Джо представил себе Уилла Феррелла[64] с коровьим колокольчиком и подумал, не была ли картина с его участием как раз тем, что объединяло его с Дастином. Дастину едва исполнилось двадцать один год, он только что покинул родительский дом, и самым большим разочарованием в его жизни до сих пор были безуспешные поиски постоянной девушки. Каждый простой, который у него случался, Дастин проводил дома у матери, которая потчевала его булочками с чили и корицей, после поедания которых он пил пиво со школьными приятелями.
— Ты имеешь в виду встречу с забойщиком? В конечном итоге все столкнутся с ним лицом к лицу.
Дастин сверкнул на весь кафетерий белоснежной улыбкой, наглядно демонстрирующей все преимущества подростковой ортодонтии.
— Я, Джо, имею в виду ЙОЛО[65].
— Йо-йо?
Теперь уже Джо издевался над ним. Он знал, что означает словечко ЙОЛО, и его гнетущая правда расползалась по коже, словно пауки. Волосы Дастина торчали во все стороны под странными углами, и Джо боролся с желанием погладить парня по голове, чтобы он выглядел более презентабельно. Звуки, которые издавал Дастин, проникали сквозь тонкую пластиковую стену, разделяющую их спальни, и создавалось впечатление, будто за ней живет шестидесятилетний мужчина. Кашель курильщика, усугубленный подхваченным где-то жестоким бронхитом, будил Джо несколько раз за ночь. Джо поймал себя на том, что крадет сигареты парня и бросает их в мусорные баки на заправках. Именно так он поступил бы со своим собственным сыном, если бы тот вырос курильщиком, но у Ди-Джея вообще не было возможности повзрослеть. Джо почувствовал, как его руки горят, и, прежде чем это чувство успело распространиться на грудь, на грубое месиво, оставшееся от сердца, он закрыл глаза, приказав себе перестать думать. Это было все равно как закрыть жалюзи в попытке скрыть полыхающий за окном лесной пожар. Временное облегчение, ложное, но все равно облегчение.

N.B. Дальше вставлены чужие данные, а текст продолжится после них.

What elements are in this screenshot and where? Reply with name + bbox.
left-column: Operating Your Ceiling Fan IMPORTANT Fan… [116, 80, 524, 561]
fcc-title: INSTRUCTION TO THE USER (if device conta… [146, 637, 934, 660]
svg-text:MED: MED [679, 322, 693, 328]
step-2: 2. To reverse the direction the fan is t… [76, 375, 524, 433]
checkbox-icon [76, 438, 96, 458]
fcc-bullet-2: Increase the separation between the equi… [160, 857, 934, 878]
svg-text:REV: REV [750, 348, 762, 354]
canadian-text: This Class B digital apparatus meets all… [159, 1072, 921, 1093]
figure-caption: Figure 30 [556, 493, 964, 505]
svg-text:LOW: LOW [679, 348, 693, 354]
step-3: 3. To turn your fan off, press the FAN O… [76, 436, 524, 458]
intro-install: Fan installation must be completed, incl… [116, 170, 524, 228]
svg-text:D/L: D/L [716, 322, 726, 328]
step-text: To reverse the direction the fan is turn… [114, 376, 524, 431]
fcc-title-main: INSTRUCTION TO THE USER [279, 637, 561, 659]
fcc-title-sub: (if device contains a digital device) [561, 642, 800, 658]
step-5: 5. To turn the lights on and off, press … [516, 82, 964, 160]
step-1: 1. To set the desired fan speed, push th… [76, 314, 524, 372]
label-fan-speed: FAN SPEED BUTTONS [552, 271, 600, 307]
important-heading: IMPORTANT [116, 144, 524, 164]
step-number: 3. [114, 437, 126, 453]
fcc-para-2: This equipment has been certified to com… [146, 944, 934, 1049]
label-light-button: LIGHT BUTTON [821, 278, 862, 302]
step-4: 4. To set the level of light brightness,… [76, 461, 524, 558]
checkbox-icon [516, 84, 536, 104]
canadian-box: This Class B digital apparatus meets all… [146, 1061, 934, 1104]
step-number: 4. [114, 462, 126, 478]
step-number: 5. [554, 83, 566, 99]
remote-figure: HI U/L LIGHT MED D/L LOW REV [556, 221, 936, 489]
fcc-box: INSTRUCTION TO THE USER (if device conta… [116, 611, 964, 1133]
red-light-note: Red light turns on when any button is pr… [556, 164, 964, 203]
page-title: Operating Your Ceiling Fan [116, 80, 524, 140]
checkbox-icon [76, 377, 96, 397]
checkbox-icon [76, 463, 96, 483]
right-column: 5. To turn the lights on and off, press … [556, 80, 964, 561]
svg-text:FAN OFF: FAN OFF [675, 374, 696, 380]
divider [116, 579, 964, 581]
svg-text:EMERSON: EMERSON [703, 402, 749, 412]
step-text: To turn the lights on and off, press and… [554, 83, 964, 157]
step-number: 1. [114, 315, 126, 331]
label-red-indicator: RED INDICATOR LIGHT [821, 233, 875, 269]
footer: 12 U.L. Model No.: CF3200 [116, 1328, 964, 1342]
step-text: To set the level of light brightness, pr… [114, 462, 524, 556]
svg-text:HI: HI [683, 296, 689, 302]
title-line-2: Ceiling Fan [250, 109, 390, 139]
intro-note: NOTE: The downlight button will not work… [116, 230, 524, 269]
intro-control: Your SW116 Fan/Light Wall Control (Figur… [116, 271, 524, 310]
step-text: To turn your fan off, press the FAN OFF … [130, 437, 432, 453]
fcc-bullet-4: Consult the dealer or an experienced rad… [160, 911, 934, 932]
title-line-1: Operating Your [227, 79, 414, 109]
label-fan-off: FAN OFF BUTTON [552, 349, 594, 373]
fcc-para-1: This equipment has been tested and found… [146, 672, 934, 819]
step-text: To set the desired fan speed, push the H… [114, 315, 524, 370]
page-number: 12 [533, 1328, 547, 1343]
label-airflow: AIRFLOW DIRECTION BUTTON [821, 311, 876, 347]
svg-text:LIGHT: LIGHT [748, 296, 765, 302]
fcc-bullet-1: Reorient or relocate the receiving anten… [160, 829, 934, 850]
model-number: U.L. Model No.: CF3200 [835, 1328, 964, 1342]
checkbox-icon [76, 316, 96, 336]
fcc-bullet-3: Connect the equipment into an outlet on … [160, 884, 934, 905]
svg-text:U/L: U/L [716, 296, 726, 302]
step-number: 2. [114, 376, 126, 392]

Джо провел в лагере около года и должен был признать, что он соответствовал обещаниям вербовщика, с которым разговаривал в Колорадо. Тот продал ему комфортную жизнь (Вы не поверите, какие там удобства! Лучше, чем дома! Жизнь без проблем!) и шанс сколотить состояние, сидя за рулем водовоза, обслуживающего буровые установки. Джо было свойственно сомневаться во всем, что втюхивают любые продавцы, но, несмотря на его низкие ожидания относительно компенсационного пакета[66], эта жизнь была куда лучше, чем его первая работа в Колорадо. Жилье и питание там тоже были бесплатны, но в предоставленном компанией гигантском передвижном доме из двух скрепленных вместе секций жили еще одиннадцать парней. Двухъярусные кровати, стоящие в ряд, как в армейской казарме, дух попавших на плиту чили с мясом из дешевых консервов и порошкообразных приправ «Дорито» на общей кухне, запахи подгоревшего кофе, травки и вечно переполненного мусорного бака. В таких условиях чувство приличия падает с той же скалы, что и уединение.
Джо не возвращался в Грили с тех пор, как уехал. Он решил избегать вещей, связанных с этим местом, способных вызвать воспоминания — например, о том, как смеялась его прекрасная беременная жена, когда густые усы из молочного коктейля стекали по ее подбородку в автокинотеатре «Джей-Биз». «Скажи это пять раз и быстро!» — настаивала Мэнди, и они оба пытались это сделать, хихикая как дураки, снова и снова. Усы от молочного коктейля с маршмэллоу, усы от молочного коктейля с маршмэллоу, усы от молочного коктейля с маршмэллоу. Или взять свалку металлолома у шоссе 34, ту самую, где была смотровая башня, за подъем на которую вместе с Ди-Джеем он заплатил доллар, чтобы мальчик мог полюбоваться видом Скалистых гор на западном горизонте. Мини-фургон Мэнди, автомобиль, над которым он трудился столько дней, был доставлен туда после аварии и все еще находился там, как он предполагал, смятый, ржавеющий под жестоким солнцем. Он упал с моста в реку Саут-Платт. Свидетели сообщили о внезапном резком повороте, о потере управления, об инерции, достаточной, чтобы наполовину проломить, наполовину перелететь разрушенный бетонный барьер, но не было никаких признаков, будто что-то блокировало дорогу спереди и мешало проезду. Потерявшую сознание Мэнди удалось вовремя вытащить, но Ди-Джей погиб.